Dans l'après-midi, je suis arrivé au poste de police avec Yang Wei, son garde du corps Hansen, et mon homme de main Hammer.

Pour prouver ma sincérité, je n'ai pas amené beaucoup de mes hommes.

J'en ai fait tout un plat, et bien que nous devions nous retrouver à 15 heures, j'ai traîné et ne suis arrivé au commissariat que vers 16 heures. Ce qui m'a amusé, c'est qu'il y avait déjà deux ou trois cents citoyens de tous horizons qui manifestaient devant l'entrée du commissariat, exprimant leur mécontentement face à la dégradation de la situation sécuritaire ces deux derniers jours et à l'inefficacité de la police.

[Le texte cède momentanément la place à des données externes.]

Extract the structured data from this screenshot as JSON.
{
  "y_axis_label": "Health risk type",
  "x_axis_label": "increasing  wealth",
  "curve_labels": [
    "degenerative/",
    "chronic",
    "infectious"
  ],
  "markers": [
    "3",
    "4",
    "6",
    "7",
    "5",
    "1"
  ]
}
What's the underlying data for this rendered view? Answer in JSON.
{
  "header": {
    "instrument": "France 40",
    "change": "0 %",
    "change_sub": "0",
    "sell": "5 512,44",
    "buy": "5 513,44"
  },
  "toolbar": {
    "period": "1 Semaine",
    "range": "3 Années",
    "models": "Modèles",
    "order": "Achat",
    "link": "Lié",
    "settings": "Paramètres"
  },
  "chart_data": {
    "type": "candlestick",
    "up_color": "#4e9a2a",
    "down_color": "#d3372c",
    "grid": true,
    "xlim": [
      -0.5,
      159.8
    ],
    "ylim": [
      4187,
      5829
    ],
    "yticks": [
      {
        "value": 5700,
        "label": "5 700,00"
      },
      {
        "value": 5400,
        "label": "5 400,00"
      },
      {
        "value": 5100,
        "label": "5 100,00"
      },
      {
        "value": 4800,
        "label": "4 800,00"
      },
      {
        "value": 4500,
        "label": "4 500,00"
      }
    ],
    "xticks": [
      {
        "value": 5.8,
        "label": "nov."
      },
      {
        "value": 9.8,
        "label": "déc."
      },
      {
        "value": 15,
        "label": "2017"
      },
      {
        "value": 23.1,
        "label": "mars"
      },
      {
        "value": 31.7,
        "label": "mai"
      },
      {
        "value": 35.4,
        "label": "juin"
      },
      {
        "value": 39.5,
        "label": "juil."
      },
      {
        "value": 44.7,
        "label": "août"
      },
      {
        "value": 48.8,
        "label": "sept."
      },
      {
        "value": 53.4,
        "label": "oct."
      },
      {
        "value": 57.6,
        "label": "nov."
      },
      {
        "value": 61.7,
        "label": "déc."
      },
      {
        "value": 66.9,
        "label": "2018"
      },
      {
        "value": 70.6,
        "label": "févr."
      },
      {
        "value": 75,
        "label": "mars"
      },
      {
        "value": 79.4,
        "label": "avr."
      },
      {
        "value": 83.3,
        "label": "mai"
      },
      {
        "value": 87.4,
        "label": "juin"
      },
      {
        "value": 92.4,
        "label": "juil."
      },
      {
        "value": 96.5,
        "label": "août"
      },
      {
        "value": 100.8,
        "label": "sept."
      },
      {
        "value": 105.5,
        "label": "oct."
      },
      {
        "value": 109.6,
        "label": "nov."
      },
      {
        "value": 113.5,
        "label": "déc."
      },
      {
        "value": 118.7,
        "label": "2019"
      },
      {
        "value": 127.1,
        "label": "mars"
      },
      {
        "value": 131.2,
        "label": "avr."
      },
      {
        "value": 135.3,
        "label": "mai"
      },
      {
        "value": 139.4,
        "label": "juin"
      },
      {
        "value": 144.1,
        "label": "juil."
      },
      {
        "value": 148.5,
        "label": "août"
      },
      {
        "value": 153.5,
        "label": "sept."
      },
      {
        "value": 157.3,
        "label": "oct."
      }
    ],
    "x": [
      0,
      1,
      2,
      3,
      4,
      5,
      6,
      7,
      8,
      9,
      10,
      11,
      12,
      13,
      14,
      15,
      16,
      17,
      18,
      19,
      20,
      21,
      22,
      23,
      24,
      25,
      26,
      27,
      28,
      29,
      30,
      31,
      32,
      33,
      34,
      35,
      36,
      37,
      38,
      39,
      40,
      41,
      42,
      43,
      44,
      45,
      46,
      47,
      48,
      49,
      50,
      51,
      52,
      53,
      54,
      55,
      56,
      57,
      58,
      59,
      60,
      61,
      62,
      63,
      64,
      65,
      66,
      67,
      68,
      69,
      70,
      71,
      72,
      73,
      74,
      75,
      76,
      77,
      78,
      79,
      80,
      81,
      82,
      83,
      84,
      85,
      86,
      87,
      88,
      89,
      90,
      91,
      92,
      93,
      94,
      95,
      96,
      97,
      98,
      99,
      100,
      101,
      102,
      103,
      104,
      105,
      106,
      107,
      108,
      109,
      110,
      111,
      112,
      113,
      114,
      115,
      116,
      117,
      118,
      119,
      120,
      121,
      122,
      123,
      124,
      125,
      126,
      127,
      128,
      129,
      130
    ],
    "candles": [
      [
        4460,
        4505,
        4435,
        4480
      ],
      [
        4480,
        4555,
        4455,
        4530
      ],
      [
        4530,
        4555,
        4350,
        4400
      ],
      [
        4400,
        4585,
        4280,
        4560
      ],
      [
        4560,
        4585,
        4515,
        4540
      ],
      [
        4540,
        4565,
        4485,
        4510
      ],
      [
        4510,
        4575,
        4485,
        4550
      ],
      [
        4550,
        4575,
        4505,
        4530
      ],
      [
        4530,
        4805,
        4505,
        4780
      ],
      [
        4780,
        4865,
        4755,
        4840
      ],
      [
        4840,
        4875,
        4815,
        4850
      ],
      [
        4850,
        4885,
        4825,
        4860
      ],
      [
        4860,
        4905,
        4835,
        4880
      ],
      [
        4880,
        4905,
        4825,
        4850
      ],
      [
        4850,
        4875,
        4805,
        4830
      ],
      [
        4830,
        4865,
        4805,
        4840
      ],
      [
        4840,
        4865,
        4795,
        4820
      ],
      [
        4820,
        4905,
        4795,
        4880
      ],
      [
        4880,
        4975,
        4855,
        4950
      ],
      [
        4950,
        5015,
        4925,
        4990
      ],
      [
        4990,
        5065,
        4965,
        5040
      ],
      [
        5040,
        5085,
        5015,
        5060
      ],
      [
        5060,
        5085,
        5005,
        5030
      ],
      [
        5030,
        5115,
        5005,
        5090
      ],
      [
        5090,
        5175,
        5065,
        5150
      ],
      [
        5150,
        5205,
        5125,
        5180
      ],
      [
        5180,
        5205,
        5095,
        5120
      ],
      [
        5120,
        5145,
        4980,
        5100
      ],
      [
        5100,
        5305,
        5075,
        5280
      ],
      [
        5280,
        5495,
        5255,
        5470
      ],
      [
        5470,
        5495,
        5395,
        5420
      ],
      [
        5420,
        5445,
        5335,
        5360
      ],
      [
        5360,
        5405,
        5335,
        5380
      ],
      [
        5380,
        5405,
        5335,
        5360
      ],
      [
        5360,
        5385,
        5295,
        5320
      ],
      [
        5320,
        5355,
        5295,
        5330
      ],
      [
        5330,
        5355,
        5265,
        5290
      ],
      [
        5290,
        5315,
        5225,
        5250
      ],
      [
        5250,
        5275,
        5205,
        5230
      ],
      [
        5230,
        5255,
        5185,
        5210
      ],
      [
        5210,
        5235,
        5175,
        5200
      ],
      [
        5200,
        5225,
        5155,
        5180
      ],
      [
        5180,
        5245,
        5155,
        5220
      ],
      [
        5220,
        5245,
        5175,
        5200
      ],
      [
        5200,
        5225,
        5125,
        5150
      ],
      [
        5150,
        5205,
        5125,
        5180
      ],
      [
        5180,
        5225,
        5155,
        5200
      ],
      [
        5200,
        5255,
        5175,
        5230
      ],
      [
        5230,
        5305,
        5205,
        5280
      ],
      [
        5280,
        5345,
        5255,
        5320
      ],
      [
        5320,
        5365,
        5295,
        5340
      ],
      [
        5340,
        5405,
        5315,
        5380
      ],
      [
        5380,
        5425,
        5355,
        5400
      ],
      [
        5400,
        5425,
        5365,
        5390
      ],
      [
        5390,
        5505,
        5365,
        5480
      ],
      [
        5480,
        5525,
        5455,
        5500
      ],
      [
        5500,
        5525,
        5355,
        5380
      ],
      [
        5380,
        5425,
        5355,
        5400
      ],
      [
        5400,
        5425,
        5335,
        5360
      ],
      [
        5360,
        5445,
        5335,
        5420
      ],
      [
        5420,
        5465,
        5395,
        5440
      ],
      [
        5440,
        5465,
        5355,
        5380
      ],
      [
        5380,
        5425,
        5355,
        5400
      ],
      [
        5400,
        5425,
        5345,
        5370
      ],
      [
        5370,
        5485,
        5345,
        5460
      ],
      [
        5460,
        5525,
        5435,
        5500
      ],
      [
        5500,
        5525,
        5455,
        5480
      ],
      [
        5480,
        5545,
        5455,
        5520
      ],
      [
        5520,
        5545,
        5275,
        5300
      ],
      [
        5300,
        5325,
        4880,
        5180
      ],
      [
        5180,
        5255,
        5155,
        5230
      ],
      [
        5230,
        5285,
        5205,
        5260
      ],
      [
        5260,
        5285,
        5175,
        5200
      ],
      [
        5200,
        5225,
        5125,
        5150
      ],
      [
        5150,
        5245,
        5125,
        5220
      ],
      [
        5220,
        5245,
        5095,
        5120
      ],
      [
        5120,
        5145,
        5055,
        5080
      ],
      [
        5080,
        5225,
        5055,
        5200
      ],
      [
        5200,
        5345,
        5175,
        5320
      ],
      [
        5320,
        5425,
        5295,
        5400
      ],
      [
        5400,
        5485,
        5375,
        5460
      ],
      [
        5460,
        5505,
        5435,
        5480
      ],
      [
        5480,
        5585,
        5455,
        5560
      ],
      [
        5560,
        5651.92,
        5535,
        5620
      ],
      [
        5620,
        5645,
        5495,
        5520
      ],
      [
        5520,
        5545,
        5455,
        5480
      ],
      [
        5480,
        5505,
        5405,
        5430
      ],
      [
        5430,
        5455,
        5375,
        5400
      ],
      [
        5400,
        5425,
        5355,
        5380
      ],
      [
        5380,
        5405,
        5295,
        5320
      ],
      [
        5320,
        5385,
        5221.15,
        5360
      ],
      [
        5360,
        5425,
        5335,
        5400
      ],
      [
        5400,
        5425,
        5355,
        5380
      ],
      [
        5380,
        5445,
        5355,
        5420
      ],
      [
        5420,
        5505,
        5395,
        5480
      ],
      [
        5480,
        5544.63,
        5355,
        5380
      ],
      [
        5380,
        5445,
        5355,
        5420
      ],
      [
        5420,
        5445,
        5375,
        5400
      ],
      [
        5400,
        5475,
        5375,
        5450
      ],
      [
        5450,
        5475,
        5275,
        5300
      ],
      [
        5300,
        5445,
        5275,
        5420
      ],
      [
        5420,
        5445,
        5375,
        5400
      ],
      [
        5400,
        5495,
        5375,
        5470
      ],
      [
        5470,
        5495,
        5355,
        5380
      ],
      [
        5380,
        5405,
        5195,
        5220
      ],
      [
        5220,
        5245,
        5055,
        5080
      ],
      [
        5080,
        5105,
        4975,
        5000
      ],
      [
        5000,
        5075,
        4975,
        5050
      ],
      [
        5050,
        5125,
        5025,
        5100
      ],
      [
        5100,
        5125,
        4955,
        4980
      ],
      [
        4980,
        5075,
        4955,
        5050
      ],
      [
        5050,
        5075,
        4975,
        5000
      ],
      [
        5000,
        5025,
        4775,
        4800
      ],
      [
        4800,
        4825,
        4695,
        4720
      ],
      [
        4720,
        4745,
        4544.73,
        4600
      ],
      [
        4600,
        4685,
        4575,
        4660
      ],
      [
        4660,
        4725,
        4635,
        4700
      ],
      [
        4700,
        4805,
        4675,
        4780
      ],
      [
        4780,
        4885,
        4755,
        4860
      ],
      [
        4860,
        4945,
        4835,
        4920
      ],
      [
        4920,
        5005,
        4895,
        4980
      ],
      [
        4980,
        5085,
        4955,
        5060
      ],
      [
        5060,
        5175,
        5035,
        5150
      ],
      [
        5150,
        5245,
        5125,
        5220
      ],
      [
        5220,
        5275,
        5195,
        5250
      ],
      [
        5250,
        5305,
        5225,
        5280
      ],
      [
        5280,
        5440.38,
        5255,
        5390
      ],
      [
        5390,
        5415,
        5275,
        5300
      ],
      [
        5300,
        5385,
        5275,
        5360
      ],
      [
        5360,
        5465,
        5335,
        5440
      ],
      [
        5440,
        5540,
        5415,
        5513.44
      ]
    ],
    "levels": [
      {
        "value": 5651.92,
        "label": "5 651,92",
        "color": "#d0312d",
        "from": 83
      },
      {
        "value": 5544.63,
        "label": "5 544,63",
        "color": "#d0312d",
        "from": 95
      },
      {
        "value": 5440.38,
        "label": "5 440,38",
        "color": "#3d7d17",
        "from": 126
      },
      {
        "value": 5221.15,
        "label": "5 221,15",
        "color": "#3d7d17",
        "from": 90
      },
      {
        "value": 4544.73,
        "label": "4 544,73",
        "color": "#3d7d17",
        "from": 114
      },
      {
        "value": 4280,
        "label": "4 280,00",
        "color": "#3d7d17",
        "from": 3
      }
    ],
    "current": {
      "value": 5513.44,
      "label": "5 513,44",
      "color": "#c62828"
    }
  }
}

Ce qui m'a encore plus surpris, c'est que, d'une manière ou d'une autre, l'information avait fuité. Bien que notre voiture ait contourné l'entrée principale du commissariat pour y entrer par l'arrière, dès que je suis descendu, deux hommes en imperméables ont surgi de là, prenant des photos de moi sans distinction. Malgré l'intervention rapide de la police qui les a mis en fuite et a même tenté de leur arracher leurs appareils, j'ai remarqué d'autres individus à l'allure suspecte rôdant dans la rue…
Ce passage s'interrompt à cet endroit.